B-MOVIE BLAST: Terror (1978)

ABOUT THE AUTHOR: Jennifer Upton is an American (non-werewolf) writer/editor in London. She currently works as a ghostwriter of personal memoirs for Story Terrace London and writes for several blogs on topics as diverse as film history, punk rock, women’s issues, and international politics. For links to her work, please visit https://www.jennuptonwriter.com or send her a Tweet @Jennxldn

I knew very little about this film when I chose to write about it. I knew even less about director Norman J. Warren. Terror, was produced and released independently in the United Kingdom. It starts out as a standard witch’s revenge film, with an opening sequence set 300 years in the past.

In the present, the witch returns in spirit to take revenge on the ancestors of her executioners. Not a new premise at all. Until the stalk-and-slash sequences begin. “Okay,” I thought, “So, it’s a witch movie that’s also a slasher movie.” Then I began to notice small clues both within the story and visually as to the creative intentions of Mr. Warren. The red herring eccentric characters (both male and female) that might or might not be the killer. The soft purple and green gel lights that draw the eye away from the primary action. The close-ups of mascara-clad eyeballs and gory murders where the victims bleed a hue of red patented by the Crayola corporation. The electronic musical score. A torrential downpour with drenched characters bathed in blue and white light. POV shots of the killer’s knife moving relentless towards its prey. A finale that comes out of nowhere and leaves no closure for the audience. Sound familiar? 

Released in 1978 at the beginning of the American slasher craze ushered in by the success of John Carpenter’s Halloween, Terror owes more to the Italian Giallo thrillers than any stalk-and-slash offering. A quick search on internet confirmed my suspicions. Warren was a big fan of Dario Argento’s Suspiria, released one year prior to Terror.

While not a complete rip-off by any means, Warren manages to inject his own style into what is ultimately a wildly entertaining film. It’s much more grounded in terms of acting and story than anything Argento or Bava ever made, making it much more “British” in tone. While the Italians are much more given to fits of artistic abandon, with very little attention paid to story, most British directors – even the most creative ones like Ken Russell or Michael Reeves – never stray too far outside the bleak reality of Great Britain as a backdrop and generally adhere to a three-act structure. The acting is solid and the story engaging. Terror gets the point quite quickly in terms of action. There’s never a dull moment. Eagle-eyed genre-fans will likely feel the same warm fuzzies I got when I noticed posters for both Warren’s own Satan’s Slave (1976) and Bo Arne Vibenius’s Thriller: A Cruel Picture (1973) in the background of one scene. A scene very clearly shot in the film’s actual production office.  

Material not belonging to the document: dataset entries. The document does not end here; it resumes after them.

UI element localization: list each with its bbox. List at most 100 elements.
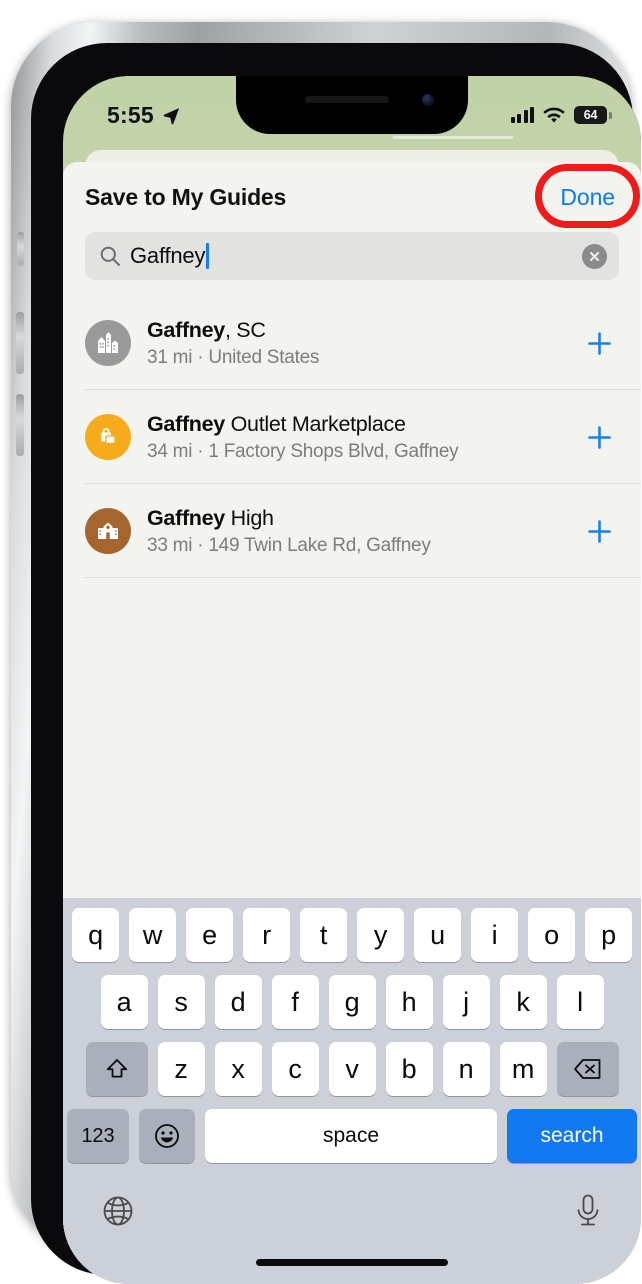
search-row: Gaffney [63, 232, 641, 296]
add-to-guide-button[interactable] [583, 515, 615, 547]
key-d[interactable]: d [214, 975, 262, 1029]
key-l[interactable]: l [556, 975, 604, 1029]
earpiece-speaker [304, 96, 389, 103]
list-item-subtitle: 33 mi · 149 Twin Lake Rd, Gaffney [147, 534, 431, 556]
plus-icon [587, 519, 611, 543]
key-w[interactable]: w [129, 908, 176, 962]
battery-indicator: 64 [574, 106, 612, 124]
key-h[interactable]: h [385, 975, 433, 1029]
volume-up-button[interactable] [16, 312, 24, 374]
key-x[interactable]: x [214, 1042, 262, 1096]
list-item[interactable]: Gaffney Outlet Marketplace 34 mi · 1 Fac… [63, 390, 641, 484]
plus-icon [587, 425, 611, 449]
list-item-title: Gaffney High [147, 505, 567, 532]
list-item-title-match: Gaffney [147, 505, 225, 530]
key-m[interactable]: m [499, 1042, 547, 1096]
on-screen-keyboard: q w e r t y u i o p a s d f g h j k l z … [63, 898, 641, 1284]
wifi-icon [543, 107, 565, 123]
list-item-title-rest: High [224, 505, 274, 530]
plus-icon [587, 331, 611, 355]
microphone-icon[interactable] [573, 1193, 603, 1229]
city-buildings-icon [85, 320, 131, 366]
list-item-title: Gaffney, SC [147, 317, 567, 344]
key-s[interactable]: s [157, 975, 205, 1029]
search-icon [100, 246, 120, 266]
search-input[interactable]: Gaffney [130, 243, 205, 269]
shift-key[interactable] [85, 1042, 148, 1096]
list-item-text: Gaffney Outlet Marketplace 34 mi · 1 Fac… [147, 411, 567, 464]
list-item-title-match: Gaffney [147, 411, 225, 436]
school-building-icon [85, 508, 131, 554]
school-building-glyph [98, 522, 118, 539]
key-j[interactable]: j [442, 975, 490, 1029]
backspace-key[interactable] [556, 1042, 619, 1096]
front-camera [422, 94, 434, 106]
search-text-wrap: Gaffney [130, 243, 573, 269]
device-notch [236, 76, 468, 134]
location-arrow-icon [163, 107, 179, 124]
space-key[interactable]: space [205, 1109, 497, 1163]
key-z[interactable]: z [157, 1042, 205, 1096]
key-v[interactable]: v [328, 1042, 376, 1096]
home-indicator[interactable] [256, 1259, 448, 1266]
key-y[interactable]: y [357, 908, 404, 962]
shift-arrow-icon [106, 1059, 127, 1078]
key-i[interactable]: i [471, 908, 518, 962]
key-g[interactable]: g [328, 975, 376, 1029]
keyboard-row-4: 123 space search [67, 1109, 637, 1163]
list-item[interactable]: Gaffney High 33 mi · 149 Twin Lake Rd, G… [63, 484, 641, 578]
search-key[interactable]: search [507, 1109, 637, 1163]
status-indicators: 64 [510, 106, 612, 124]
list-item-text: Gaffney High 33 mi · 149 Twin Lake Rd, G… [147, 505, 567, 558]
list-item-title-rest: , SC [224, 317, 266, 342]
key-q[interactable]: q [72, 908, 119, 962]
list-item-title: Gaffney Outlet Marketplace [147, 411, 567, 438]
emoji-smiley-icon [155, 1124, 179, 1148]
shopping-bag-icon [85, 414, 131, 460]
list-item[interactable]: Gaffney, SC 31 mi · United States [63, 296, 641, 390]
key-c[interactable]: c [271, 1042, 319, 1096]
search-field[interactable]: Gaffney [85, 232, 619, 280]
key-k[interactable]: k [499, 975, 547, 1029]
keyboard-row-2: a s d f g h j k l [67, 975, 637, 1029]
backspace-icon [573, 1059, 600, 1079]
status-clock: 5:55 [107, 101, 154, 128]
key-u[interactable]: u [414, 908, 461, 962]
key-b[interactable]: b [385, 1042, 433, 1096]
list-item-text: Gaffney, SC 31 mi · United States [147, 317, 567, 370]
phone-frame: 5:55 64 Save to My Guides Done Gaffney G… [11, 22, 641, 1284]
city-buildings-glyph [98, 332, 118, 353]
emoji-key[interactable] [139, 1109, 195, 1163]
sheet-header: Save to My Guides Done [63, 162, 641, 232]
phone-bezel: 5:55 64 Save to My Guides Done Gaffney G… [31, 43, 641, 1284]
numbers-key[interactable]: 123 [67, 1109, 129, 1163]
add-to-guide-button[interactable] [583, 421, 615, 453]
key-r[interactable]: r [243, 908, 290, 962]
key-f[interactable]: f [271, 975, 319, 1029]
list-item-subtitle: 34 mi · 1 Factory Shops Blvd, Gaffney [147, 440, 459, 462]
key-p[interactable]: p [585, 908, 632, 962]
key-o[interactable]: o [528, 908, 575, 962]
list-item-title-match: Gaffney [147, 317, 225, 342]
list-item-title-rest: Outlet Marketplace [224, 411, 406, 436]
key-a[interactable]: a [100, 975, 148, 1029]
key-e[interactable]: e [186, 908, 233, 962]
battery-level-label: 64 [583, 108, 598, 122]
done-button[interactable]: Done [560, 184, 615, 211]
silence-switch[interactable] [17, 232, 24, 266]
phone-screen: 5:55 64 Save to My Guides Done Gaffney G… [63, 76, 641, 1284]
key-t[interactable]: t [300, 908, 347, 962]
keyboard-row-3: z x c v b n m [67, 1042, 637, 1096]
add-to-guide-button[interactable] [583, 327, 615, 359]
done-button-group: Done [535, 163, 641, 228]
page-title: Save to My Guides [85, 183, 287, 210]
keyboard-row-1: q w e r t y u i o p [67, 908, 637, 962]
clear-search-button[interactable] [582, 243, 607, 269]
globe-icon[interactable] [101, 1194, 135, 1228]
keyboard-bottom-bar [67, 1169, 637, 1253]
close-icon [590, 251, 599, 261]
key-n[interactable]: n [442, 1042, 490, 1096]
volume-down-button[interactable] [16, 394, 24, 456]
text-caret [206, 243, 209, 269]
list-item-subtitle: 31 mi · United States [147, 346, 320, 368]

By combining elements of classic British period horror and Italian Giallo, Warren has done what no British director had done before or possibly since. Terror could be considered the first and only true British Giallo. The fact that it was all shot in real locations (including a BDSM strip club) on a shoestring budget makes it all the more impressive. I look forward to exploring more of Mr. Warren’s work. Anyone who apes the Italian masters while still managing to make a movie that feels fresh deserves further scrutiny.